Heute sparen Hausbesitzer viel Steuern, weil sie den Unterhalt für ihrer selbst bewohnten Liegenschaft bei der Einkommenssteuer in Abzug bringen können. Steuerberater versorgen sie mit vielen Tipps, wie sie auch wertsteigernde Investitionen als Unterhalt deklarieren und Rechnungen für einen grösseren Unterhalt wie eine Renovation oder ein neues Dach auf zwei Jahre verteilen können. Der Abzug bei den Steuern führt dazu, dass für ihr gesamtes Einkommen ein tieferer Steuersatz zur Anwendung kommt.

Weil diese Abzugsmöglichkeit so attraktiv ist, unterhalten und renovieren viele Hausbesitzende ihre selbst bewohnten Immobilien mehr als nötig und teurer als nötig. Das freut das Gewerbe. Dieses bekämpft die Abschaffung des Eigenmietwerts, weil bei einer Annahme die Hauseigentümer ihre Unterhalts- und Renovationskosten nicht mehr von den Steuern abziehen können.

Ein Ja zur Abschaffung des Eigenmietwerts würde eine faktische Subventionierung des Gewerbes beenden.

Gegner der Vorlage scheuen nicht vor dem Argument zurück, Hauseigentümer würden Häuser Wohnungen dann verlottern lassen. Das Argument ist perfide. Denn damit schüren sie bei vielen Mieterinnen und Mietern die Angst, ihre Wohnungen würden künftig weniger gut unterhalten. Tatsächlich aber geht es nur um den Unterhalt derjenigen Häuser und Wohnungen, in denen die Eigentümer selber wohnen, sowie um überwiegend selbstgenutzte Zweitliegenschaften. Bei vermieteten Wohnungen und Häuser können die Eigentümer die Unterhaltskosten wie bisher von den Mieteinnahmen abziehen.
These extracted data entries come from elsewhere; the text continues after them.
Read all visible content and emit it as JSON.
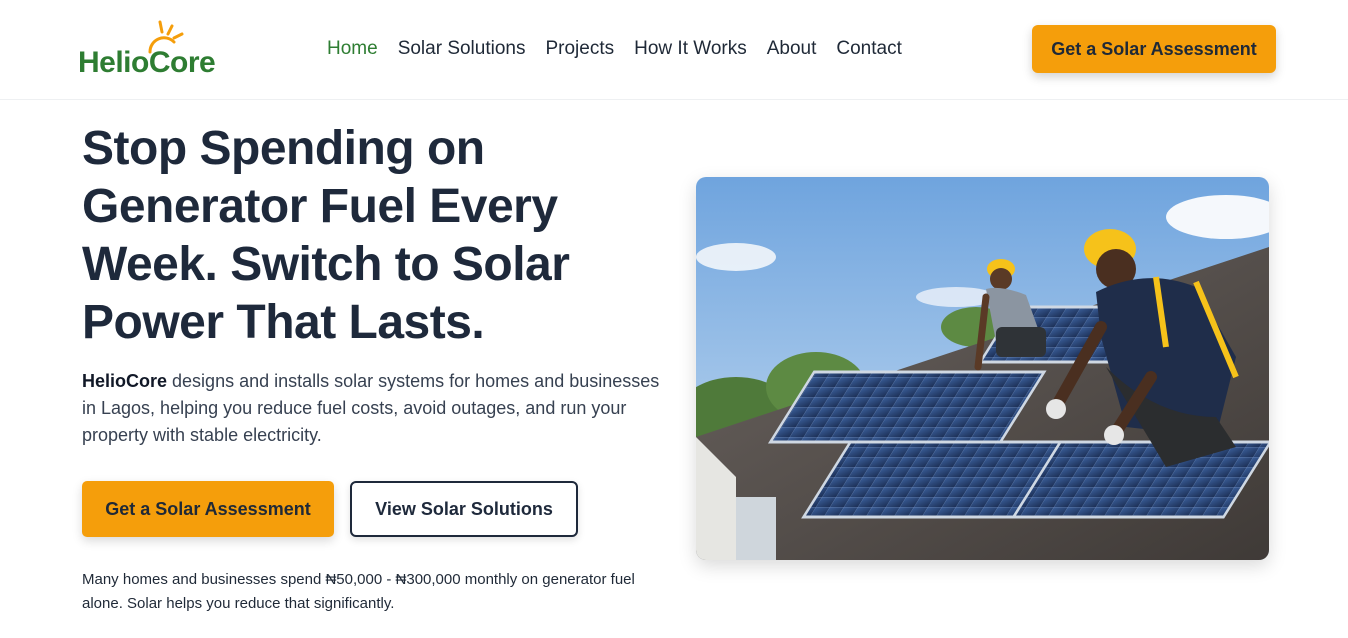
{
  "brand": {
    "name": "HelioCore",
    "color": "#2e7d32",
    "sun_color": "#f59e0b"
  },
  "nav": {
    "items": [
      {
        "label": "Home",
        "active": true
      },
      {
        "label": "Solar Solutions",
        "active": false
      },
      {
        "label": "Projects",
        "active": false
      },
      {
        "label": "How It Works",
        "active": false
      },
      {
        "label": "About",
        "active": false
      },
      {
        "label": "Contact",
        "active": false
      }
    ],
    "cta_label": "Get a Solar Assessment"
  },
  "hero": {
    "title": "Stop Spending on Generator Fuel Every Week. Switch to Solar Power That Lasts.",
    "description_brand": "HelioCore",
    "description_rest": " designs and installs solar systems for homes and businesses in Lagos, helping you reduce fuel costs, avoid outages, and run your property with stable electricity.",
    "primary_button": "Get a Solar Assessment",
    "secondary_button": "View Solar Solutions",
    "note": "Many homes and businesses spend ₦50,000 - ₦300,000 monthly on generator fuel alone. Solar helps you reduce that significantly.",
    "image_subject": "workers-installing-solar-panels-on-roof"
  },
  "colors": {
    "accent": "#f59e0b",
    "heading": "#1e293b",
    "active_nav": "#2e7d32"
  }
}
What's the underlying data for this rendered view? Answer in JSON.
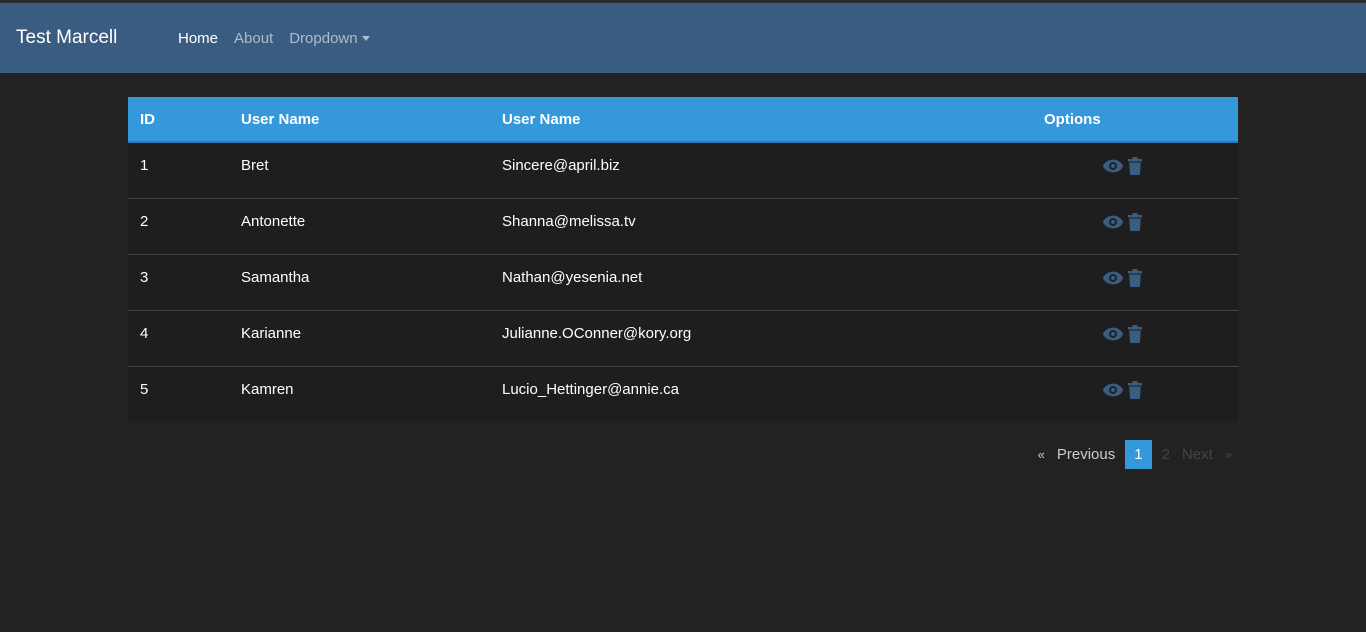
{
  "navbar": {
    "brand": "Test Marcell",
    "links": [
      {
        "label": "Home"
      },
      {
        "label": "About"
      },
      {
        "label": "Dropdown"
      }
    ]
  },
  "table": {
    "headers": [
      "ID",
      "User Name",
      "User Name",
      "Options"
    ],
    "rows": [
      {
        "id": "1",
        "username": "Bret",
        "email": "Sincere@april.biz"
      },
      {
        "id": "2",
        "username": "Antonette",
        "email": "Shanna@melissa.tv"
      },
      {
        "id": "3",
        "username": "Samantha",
        "email": "Nathan@yesenia.net"
      },
      {
        "id": "4",
        "username": "Karianne",
        "email": "Julianne.OConner@kory.org"
      },
      {
        "id": "5",
        "username": "Kamren",
        "email": "Lucio_Hettinger@annie.ca"
      }
    ],
    "option_icons": [
      "eye-icon",
      "trash-icon"
    ]
  },
  "pagination": {
    "prev_arrow": "«",
    "previous": "Previous",
    "pages": [
      "1",
      "2"
    ],
    "active_page": "1",
    "next": "Next",
    "next_arrow": "»"
  },
  "colors": {
    "navbar": "#3a5c80",
    "accent": "#3498db",
    "background": "#222222",
    "icon": "#3a5c80"
  }
}
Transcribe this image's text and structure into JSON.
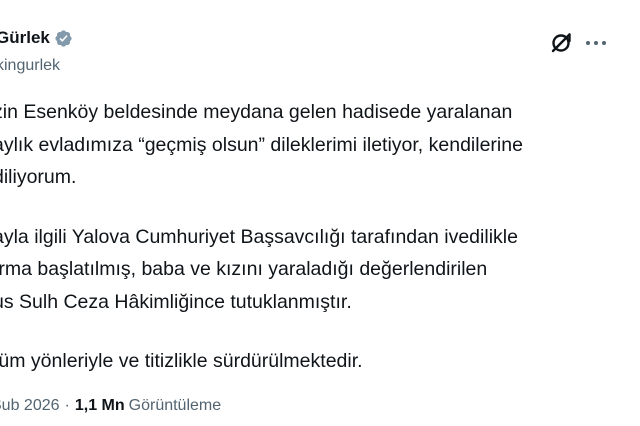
{
  "author": {
    "display_name": "Gürlek",
    "handle": "kingurlek",
    "verified": true
  },
  "icons": {
    "verified": "verified-badge-icon",
    "grok": "grok-icon",
    "more": "more-options-icon"
  },
  "colors": {
    "verified_badge": "#829aab",
    "text": "#0f1419",
    "secondary_text": "#536471"
  },
  "tweet": {
    "paragraphs": [
      {
        "lines": [
          "zin Esenköy beldesinde meydana gelen hadisede yaralanan",
          "aylık evladımıza “geçmiş olsun” dileklerimi iletiyor, kendilerine",
          "diliyorum."
        ]
      },
      {
        "lines": [
          "ayla ilgili Yalova Cumhuriyet Başsavcılığı tarafından ivedilikle",
          "ırma başlatılmış, baba ve kızını yaraladığı değerlendirilen",
          "us Sulh Ceza Hâkimliğince tutuklanmıştır."
        ]
      },
      {
        "lines": [
          "tüm yönleriyle ve titizlikle sürdürülmektedir."
        ]
      }
    ]
  },
  "meta": {
    "date": "Şub 2026",
    "separator": "·",
    "views_count": "1,1 Mn",
    "views_label": "Görüntüleme"
  }
}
Heftige Befürworter des Eigenmietwerts waren immer die Banken

Nicht nur das Gewerbe wehrt sich gegen diese Gesetzesvorlage, sondern – früher offen und heute mehr im Hintergrund – auch die Banken und Versicherungen. Für sie ist das Hypothekargeschäft selbst in Krisenzeiten eine sichere Einkommensquelle. Aus diesem Grund drängen sie Hausbesitzende schon längst nicht mehr, ihre Hypotheken zurückzuzahlen. Dies taten und tun die meisten – auch sehr vermögenden – Hausbesitzenden auch nicht, weil sie die Hypozinsen ja bei den Einkommenssteuern in Abzug bringen können. 

Das hat dazu geführt, dass Private in keinem anderen Land mit insgesamt 600 Milliarden Franken so hoch verschuldet sind wie in der Schweiz. Im Jahr 2023 erreichten die Schulden von Privaten 126 Prozent des Schweizer Bruttoinlandprodukts.

Sollten die Schuldzinsen zu schnell steigen, droht eine gewaltige Immobilienkrise. Davon wären auch Mieterinnen und Mieter betroffen. Ein Drittel aller Mietwohnungen in der Schweiz gehören Pensionskassen, Versicherungen und Anlagefonds.


Fazit

Bei der kommenden Abstimmung geht es um ein lukratives Hypothekargeschäft von Banken und Versicherungen, um Subventionen für das Gewerbe und um die Aussicht auf mehr Steuereinnahmen von Bund, Kantonen und Gemeinden, sobald der Hypothekarzins auf über 2,6 Prozent steigt.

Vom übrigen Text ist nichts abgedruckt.